Corporate Board Committees Not all matters are deliberated by the full board. Some are delegated to subcommittees. Committees may be standing or ad hoc, depending on the issue at hand. All boards are required to have audit, compensation, nominating and governing committees. On important matters, the recommendations of the committee are brought before the full board for a vote.

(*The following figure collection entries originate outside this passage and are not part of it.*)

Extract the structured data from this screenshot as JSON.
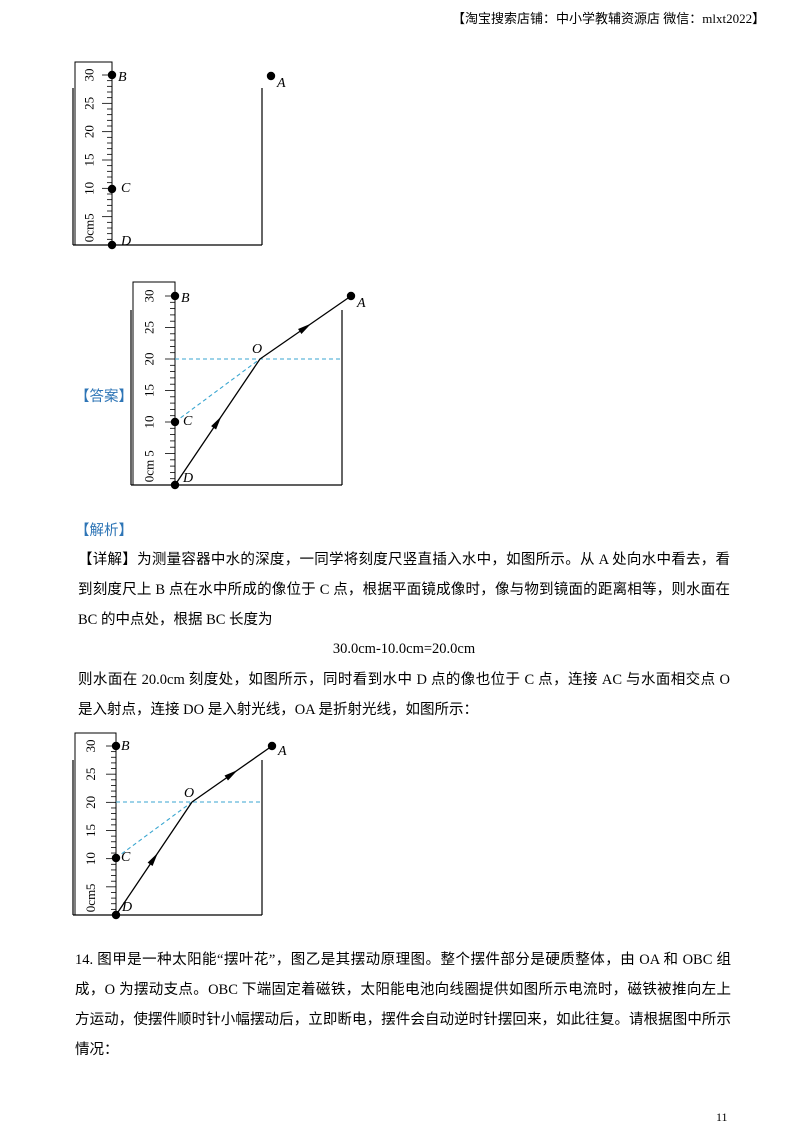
{
  "header": {
    "text": "【淘宝搜索店铺：中小学教辅资源店  微信：mlxt2022】"
  },
  "figures": [
    {
      "ruler_labels": [
        "0cm",
        "5",
        "10",
        "15",
        "20",
        "25",
        "30"
      ],
      "point_labels": [
        "A",
        "B",
        "C",
        "D"
      ]
    },
    {
      "ruler_labels": [
        "0cm",
        "5",
        "10",
        "15",
        "20",
        "25",
        "30"
      ],
      "point_labels": [
        "A",
        "B",
        "C",
        "D",
        "O"
      ]
    },
    {
      "ruler_labels": [
        "0cm",
        "5",
        "10",
        "15",
        "20",
        "25",
        "30"
      ],
      "point_labels": [
        "A",
        "B",
        "C",
        "D",
        "O"
      ]
    }
  ],
  "answer_label": "【答案】",
  "analysis_label": "【解析】",
  "detail_label": "【详解】",
  "paragraphs": [
    "为测量容器中水的深度，一同学将刻度尺竖直插入水中，如图所示。从 A 处向水中看去，看到刻度尺上 B 点在水中所成的像位于 C 点，根据平面镜成像时，像与物到镜面的距离相等，则水面在 BC 的中点处，根据 BC 长度为",
    "30.0cm-10.0cm=20.0cm",
    "则水面在 20.0cm 刻度处，如图所示，同时看到水中 D 点的像也位于 C 点，连接 AC 与水面相交点 O 是入射点，连接 DO 是入射光线，OA 是折射光线，如图所示：",
    "14. 图甲是一种太阳能“摆叶花”，图乙是其摆动原理图。整个摆件部分是硬质整体，由 OA 和 OBC 组成，O 为摆动支点。OBC 下端固定着磁铁，太阳能电池向线圈提供如图所示电流时，磁铁被推向左上方运动，使摆件顺时针小幅摆动后，立即断电，摆件会自动逆时针摆回来，如此往复。请根据图中所示情况："
  ],
  "page_number": "11"
}
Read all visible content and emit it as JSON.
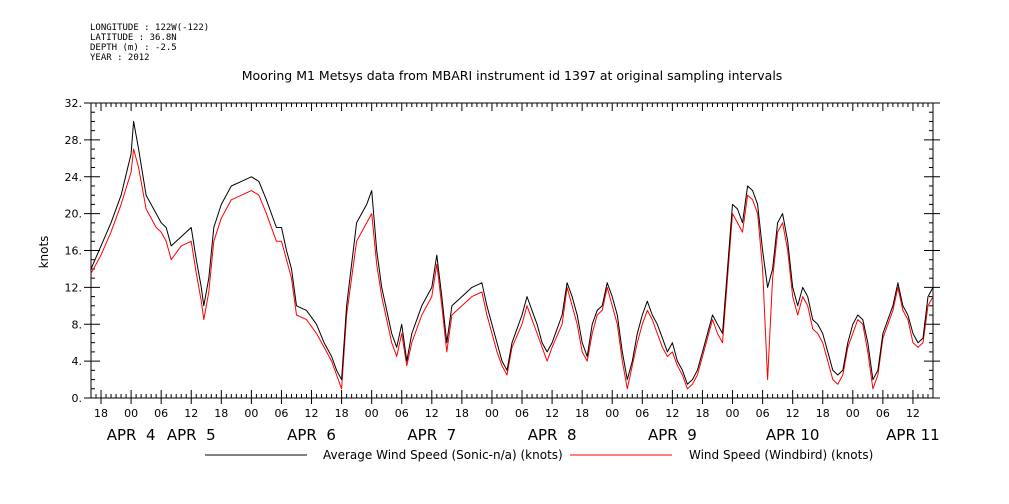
{
  "metadata": {
    "longitude": "LONGITUDE : 122W(-122)",
    "latitude": "LATITUDE : 36.8N",
    "depth": "DEPTH (m) : -2.5",
    "year": "YEAR : 2012"
  },
  "chart_data": {
    "type": "line",
    "title": "Mooring M1 Metsys data from MBARI instrument id 1397 at original sampling intervals",
    "ylabel": "knots",
    "xlabel": "",
    "ylim": [
      0,
      32
    ],
    "yticks": [
      0,
      4,
      8,
      12,
      16,
      20,
      24,
      28,
      32
    ],
    "ytick_labels": [
      "0.",
      "4.",
      "8.",
      "12.",
      "16.",
      "20.",
      "24.",
      "28.",
      "32."
    ],
    "xlim_hours": [
      -8,
      160
    ],
    "x_unit": "hours from APR 4 00:00 (2012)",
    "xticks": [
      {
        "label": "18",
        "hours": -6
      },
      {
        "label": "00",
        "hours": 0
      },
      {
        "label": "06",
        "hours": 6
      },
      {
        "label": "12",
        "hours": 12
      },
      {
        "label": "18",
        "hours": 18
      },
      {
        "label": "00",
        "hours": 24
      },
      {
        "label": "06",
        "hours": 30
      },
      {
        "label": "12",
        "hours": 36
      },
      {
        "label": "18",
        "hours": 42
      },
      {
        "label": "00",
        "hours": 48
      },
      {
        "label": "06",
        "hours": 54
      },
      {
        "label": "12",
        "hours": 60
      },
      {
        "label": "18",
        "hours": 66
      },
      {
        "label": "00",
        "hours": 72
      },
      {
        "label": "06",
        "hours": 78
      },
      {
        "label": "12",
        "hours": 84
      },
      {
        "label": "18",
        "hours": 90
      },
      {
        "label": "00",
        "hours": 96
      },
      {
        "label": "06",
        "hours": 102
      },
      {
        "label": "12",
        "hours": 108
      },
      {
        "label": "18",
        "hours": 114
      },
      {
        "label": "00",
        "hours": 120
      },
      {
        "label": "06",
        "hours": 126
      },
      {
        "label": "12",
        "hours": 132
      },
      {
        "label": "18",
        "hours": 138
      },
      {
        "label": "00",
        "hours": 144
      },
      {
        "label": "06",
        "hours": 150
      },
      {
        "label": "12",
        "hours": 156
      }
    ],
    "day_labels": [
      {
        "label": "APR  4",
        "hours": 0
      },
      {
        "label": "APR  5",
        "hours": 12
      },
      {
        "label": "APR  6",
        "hours": 36
      },
      {
        "label": "APR  7",
        "hours": 60
      },
      {
        "label": "APR  8",
        "hours": 84
      },
      {
        "label": "APR  9",
        "hours": 108
      },
      {
        "label": "APR 10",
        "hours": 132
      },
      {
        "label": "APR 11",
        "hours": 156
      }
    ],
    "grid": false,
    "legend_position": "bottom",
    "series": [
      {
        "name": "Average Wind Speed (Sonic-n/a) (knots)",
        "color": "#000000",
        "points": [
          [
            -8,
            14
          ],
          [
            -6,
            16.5
          ],
          [
            -4,
            19
          ],
          [
            -2,
            22
          ],
          [
            0,
            26.5
          ],
          [
            0.5,
            30
          ],
          [
            1.5,
            27
          ],
          [
            3,
            22
          ],
          [
            5,
            20
          ],
          [
            6,
            19
          ],
          [
            7,
            18.5
          ],
          [
            8,
            16.5
          ],
          [
            10,
            17.5
          ],
          [
            12,
            18.5
          ],
          [
            13,
            15
          ],
          [
            14,
            12
          ],
          [
            14.5,
            10
          ],
          [
            15.5,
            13
          ],
          [
            16.5,
            18.5
          ],
          [
            18,
            21
          ],
          [
            20,
            23
          ],
          [
            22,
            23.5
          ],
          [
            24,
            24
          ],
          [
            25.5,
            23.5
          ],
          [
            27,
            21.5
          ],
          [
            29,
            18.5
          ],
          [
            30,
            18.5
          ],
          [
            31,
            16
          ],
          [
            32,
            14
          ],
          [
            33,
            10
          ],
          [
            35,
            9.5
          ],
          [
            37,
            8
          ],
          [
            38.5,
            6
          ],
          [
            40,
            4.5
          ],
          [
            41,
            3
          ],
          [
            42,
            2
          ],
          [
            43,
            10
          ],
          [
            45,
            19
          ],
          [
            47,
            21
          ],
          [
            48,
            22.5
          ],
          [
            49,
            16
          ],
          [
            50,
            12
          ],
          [
            51,
            9.5
          ],
          [
            52,
            7
          ],
          [
            53,
            5.5
          ],
          [
            54,
            8
          ],
          [
            55,
            4
          ],
          [
            56,
            7
          ],
          [
            58,
            10
          ],
          [
            60,
            12
          ],
          [
            61,
            15.5
          ],
          [
            62,
            11
          ],
          [
            63,
            6
          ],
          [
            64,
            10
          ],
          [
            66,
            11
          ],
          [
            68,
            12
          ],
          [
            70,
            12.5
          ],
          [
            71,
            10
          ],
          [
            73,
            6
          ],
          [
            74,
            4
          ],
          [
            75,
            3
          ],
          [
            76,
            6
          ],
          [
            78,
            9
          ],
          [
            79,
            11
          ],
          [
            80,
            9.5
          ],
          [
            81,
            8
          ],
          [
            82,
            6
          ],
          [
            83,
            5
          ],
          [
            84,
            6
          ],
          [
            86,
            9
          ],
          [
            87,
            12.5
          ],
          [
            88,
            11
          ],
          [
            89,
            9
          ],
          [
            90,
            6
          ],
          [
            91,
            4.5
          ],
          [
            92,
            8
          ],
          [
            93,
            9.5
          ],
          [
            94,
            10
          ],
          [
            95,
            12.5
          ],
          [
            96,
            11
          ],
          [
            97,
            9
          ],
          [
            98,
            5
          ],
          [
            99,
            2
          ],
          [
            100,
            4
          ],
          [
            101,
            7
          ],
          [
            102,
            9
          ],
          [
            103,
            10.5
          ],
          [
            104,
            9
          ],
          [
            105,
            8
          ],
          [
            106,
            6.5
          ],
          [
            107,
            5
          ],
          [
            108,
            6
          ],
          [
            109,
            4
          ],
          [
            110,
            3
          ],
          [
            111,
            1.5
          ],
          [
            112,
            2
          ],
          [
            113,
            3
          ],
          [
            114,
            5
          ],
          [
            115,
            7
          ],
          [
            116,
            9
          ],
          [
            117,
            8
          ],
          [
            118,
            7
          ],
          [
            119,
            14
          ],
          [
            120,
            21
          ],
          [
            121,
            20.5
          ],
          [
            122,
            19
          ],
          [
            123,
            23
          ],
          [
            124,
            22.5
          ],
          [
            125,
            21
          ],
          [
            126,
            16
          ],
          [
            127,
            12
          ],
          [
            128,
            14
          ],
          [
            129,
            19
          ],
          [
            130,
            20
          ],
          [
            131,
            17
          ],
          [
            132,
            12
          ],
          [
            133,
            10
          ],
          [
            134,
            12
          ],
          [
            135,
            11
          ],
          [
            136,
            8.5
          ],
          [
            137,
            8
          ],
          [
            138,
            7
          ],
          [
            139,
            5
          ],
          [
            140,
            3
          ],
          [
            141,
            2.5
          ],
          [
            142,
            3
          ],
          [
            143,
            6
          ],
          [
            144,
            8
          ],
          [
            145,
            9
          ],
          [
            146,
            8.5
          ],
          [
            147,
            6
          ],
          [
            148,
            2
          ],
          [
            149,
            3
          ],
          [
            150,
            7
          ],
          [
            151,
            8.5
          ],
          [
            152,
            10
          ],
          [
            153,
            12.5
          ],
          [
            154,
            10
          ],
          [
            155,
            9
          ],
          [
            156,
            7
          ],
          [
            157,
            6
          ],
          [
            158,
            6.5
          ],
          [
            159,
            11
          ],
          [
            160,
            12
          ]
        ]
      },
      {
        "name": "Wind Speed (Windbird) (knots)",
        "color": "#ff0000",
        "points": [
          [
            -8,
            13.5
          ],
          [
            -6,
            15.5
          ],
          [
            -4,
            18
          ],
          [
            -2,
            21
          ],
          [
            0,
            24.5
          ],
          [
            0.5,
            27
          ],
          [
            1.5,
            25
          ],
          [
            3,
            20.5
          ],
          [
            5,
            18.5
          ],
          [
            6,
            18
          ],
          [
            7,
            17
          ],
          [
            8,
            15
          ],
          [
            10,
            16.5
          ],
          [
            12,
            17
          ],
          [
            13,
            13.5
          ],
          [
            14,
            10.5
          ],
          [
            14.5,
            8.5
          ],
          [
            15.5,
            11.5
          ],
          [
            16.5,
            17
          ],
          [
            18,
            19.5
          ],
          [
            20,
            21.5
          ],
          [
            22,
            22
          ],
          [
            24,
            22.5
          ],
          [
            25.5,
            22
          ],
          [
            27,
            20
          ],
          [
            29,
            17
          ],
          [
            30,
            17
          ],
          [
            31,
            15
          ],
          [
            32,
            13
          ],
          [
            33,
            9
          ],
          [
            35,
            8.5
          ],
          [
            37,
            7
          ],
          [
            38.5,
            5.5
          ],
          [
            40,
            4
          ],
          [
            41,
            2.5
          ],
          [
            42,
            1
          ],
          [
            43,
            9
          ],
          [
            45,
            17
          ],
          [
            47,
            19
          ],
          [
            48,
            20
          ],
          [
            49,
            14.5
          ],
          [
            50,
            11
          ],
          [
            51,
            8.5
          ],
          [
            52,
            6
          ],
          [
            53,
            4.5
          ],
          [
            54,
            7
          ],
          [
            55,
            3.5
          ],
          [
            56,
            6
          ],
          [
            58,
            9
          ],
          [
            60,
            11
          ],
          [
            61,
            14.5
          ],
          [
            62,
            10
          ],
          [
            63,
            5
          ],
          [
            64,
            9
          ],
          [
            66,
            10
          ],
          [
            68,
            11
          ],
          [
            70,
            11.5
          ],
          [
            71,
            9
          ],
          [
            73,
            5
          ],
          [
            74,
            3.5
          ],
          [
            75,
            2.5
          ],
          [
            76,
            5.5
          ],
          [
            78,
            8
          ],
          [
            79,
            10
          ],
          [
            80,
            8.5
          ],
          [
            81,
            7
          ],
          [
            82,
            5.5
          ],
          [
            83,
            4
          ],
          [
            84,
            5.5
          ],
          [
            86,
            8
          ],
          [
            87,
            12
          ],
          [
            88,
            10
          ],
          [
            89,
            8
          ],
          [
            90,
            5
          ],
          [
            91,
            4
          ],
          [
            92,
            7
          ],
          [
            93,
            9
          ],
          [
            94,
            9.5
          ],
          [
            95,
            12
          ],
          [
            96,
            10
          ],
          [
            97,
            8
          ],
          [
            98,
            4
          ],
          [
            99,
            1
          ],
          [
            100,
            3.5
          ],
          [
            101,
            6
          ],
          [
            102,
            8
          ],
          [
            103,
            9.5
          ],
          [
            104,
            8.5
          ],
          [
            105,
            7
          ],
          [
            106,
            5.5
          ],
          [
            107,
            4.5
          ],
          [
            108,
            5
          ],
          [
            109,
            3.5
          ],
          [
            110,
            2.5
          ],
          [
            111,
            1
          ],
          [
            112,
            1.5
          ],
          [
            113,
            2.5
          ],
          [
            114,
            4.5
          ],
          [
            115,
            6.5
          ],
          [
            116,
            8.5
          ],
          [
            117,
            7
          ],
          [
            118,
            6
          ],
          [
            119,
            13
          ],
          [
            120,
            20
          ],
          [
            121,
            19
          ],
          [
            122,
            18
          ],
          [
            123,
            22
          ],
          [
            124,
            21.5
          ],
          [
            125,
            20
          ],
          [
            126,
            14
          ],
          [
            127,
            2
          ],
          [
            128,
            13
          ],
          [
            129,
            18
          ],
          [
            130,
            19
          ],
          [
            131,
            16
          ],
          [
            132,
            11
          ],
          [
            133,
            9
          ],
          [
            134,
            11
          ],
          [
            135,
            10
          ],
          [
            136,
            7.5
          ],
          [
            137,
            7
          ],
          [
            138,
            6
          ],
          [
            139,
            4
          ],
          [
            140,
            2
          ],
          [
            141,
            1.5
          ],
          [
            142,
            2.5
          ],
          [
            143,
            5.5
          ],
          [
            144,
            7
          ],
          [
            145,
            8.5
          ],
          [
            146,
            8
          ],
          [
            147,
            5
          ],
          [
            148,
            1
          ],
          [
            149,
            2.5
          ],
          [
            150,
            6.5
          ],
          [
            151,
            8
          ],
          [
            152,
            9.5
          ],
          [
            153,
            12
          ],
          [
            154,
            9.5
          ],
          [
            155,
            8.5
          ],
          [
            156,
            6
          ],
          [
            157,
            5.5
          ],
          [
            158,
            6
          ],
          [
            159,
            10
          ],
          [
            160,
            11
          ]
        ]
      }
    ]
  }
}
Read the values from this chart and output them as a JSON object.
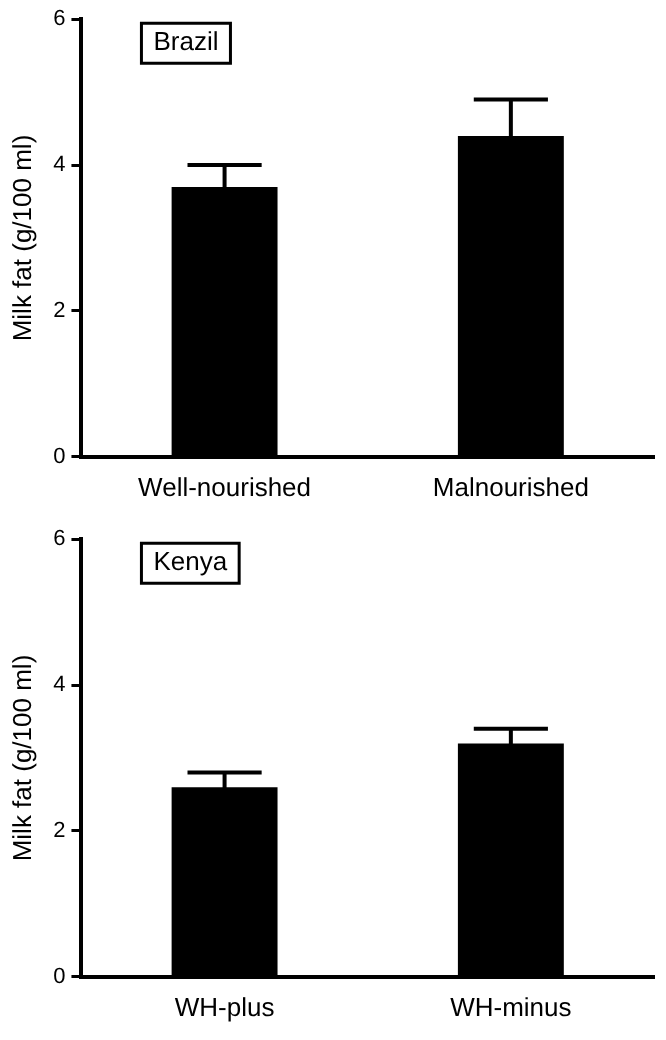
{
  "chart_data": [
    {
      "type": "bar",
      "title": "Brazil",
      "ylabel": "Milk fat (g/100 ml)",
      "categories": [
        "Well-nourished",
        "Malnourished"
      ],
      "values": [
        3.7,
        4.4
      ],
      "errors": [
        0.3,
        0.5
      ],
      "color": "#000000",
      "ylim": [
        0,
        6
      ],
      "yticks": [
        0,
        2,
        4,
        6
      ],
      "grid": false,
      "legend": false
    },
    {
      "type": "bar",
      "title": "Kenya",
      "ylabel": "Milk fat (g/100 ml)",
      "categories": [
        "WH-plus",
        "WH-minus"
      ],
      "values": [
        2.6,
        3.2
      ],
      "errors": [
        0.2,
        0.2
      ],
      "color": "#000000",
      "ylim": [
        0,
        6
      ],
      "yticks": [
        0,
        2,
        4,
        6
      ],
      "grid": false,
      "legend": false
    }
  ]
}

Audit Committee Responsibilities of the audit committee include: Oversight of financial reporting and disclosure Monitor the choice of accounting policies Oversight of external auditor Oversight of regulatory compliance Monitor internal control processes Oversight of performance of internal audit function Discuss risk management policies

Compensation Committee Responsibilities of the compensation committee include: Set the compensation for the CEO Advise the CEO on compensation for other executive officers Set performance-related goals for the CEO Monitor the performance of the CEO relative to targets

Nominating and Governance Committee Responsibilities of the nominating/governance committee include: Identification of qualified individuals to serve on the board Selection of nominees to be voted on by shareholders Hiring consultants as necessary Determine governance standards for the company Manage the board evaluation process Manage the CEO evaluation process

Director Term Annual election: Directors are elected to one-year terms. Staggered board: Directors are elected to three- year terms, with one-third of board standing for election each year.

Director Elections In most companies, directors are elected on a one-share, one-vote basis. Shareholders may withhold votes but not vote against. Four main voting regimes: Plurality: directors who receives most votes is elected, even if a majority is not obtained. Majority: director must achieve majority to be elected, otherwise must tender resignation. Cumulative: shareholders can pool votes, and apply to selected candidates (rather than one vote each). Dual class: different classes of shares carry different voting rights (disproportionate to economic interest). Typically, only one slate of directors is put forth for election; in a contested election, a dissident slate is also put forth.

Director’s Legal Obligations The “duty of care” requires that directors make decisions with due deliberation. The “duty of loyalty” requires that directors act “in the interest of the shareholders. The “duty of candor” requires that the board inform shareholders of all information that is important to their evaluation of the company.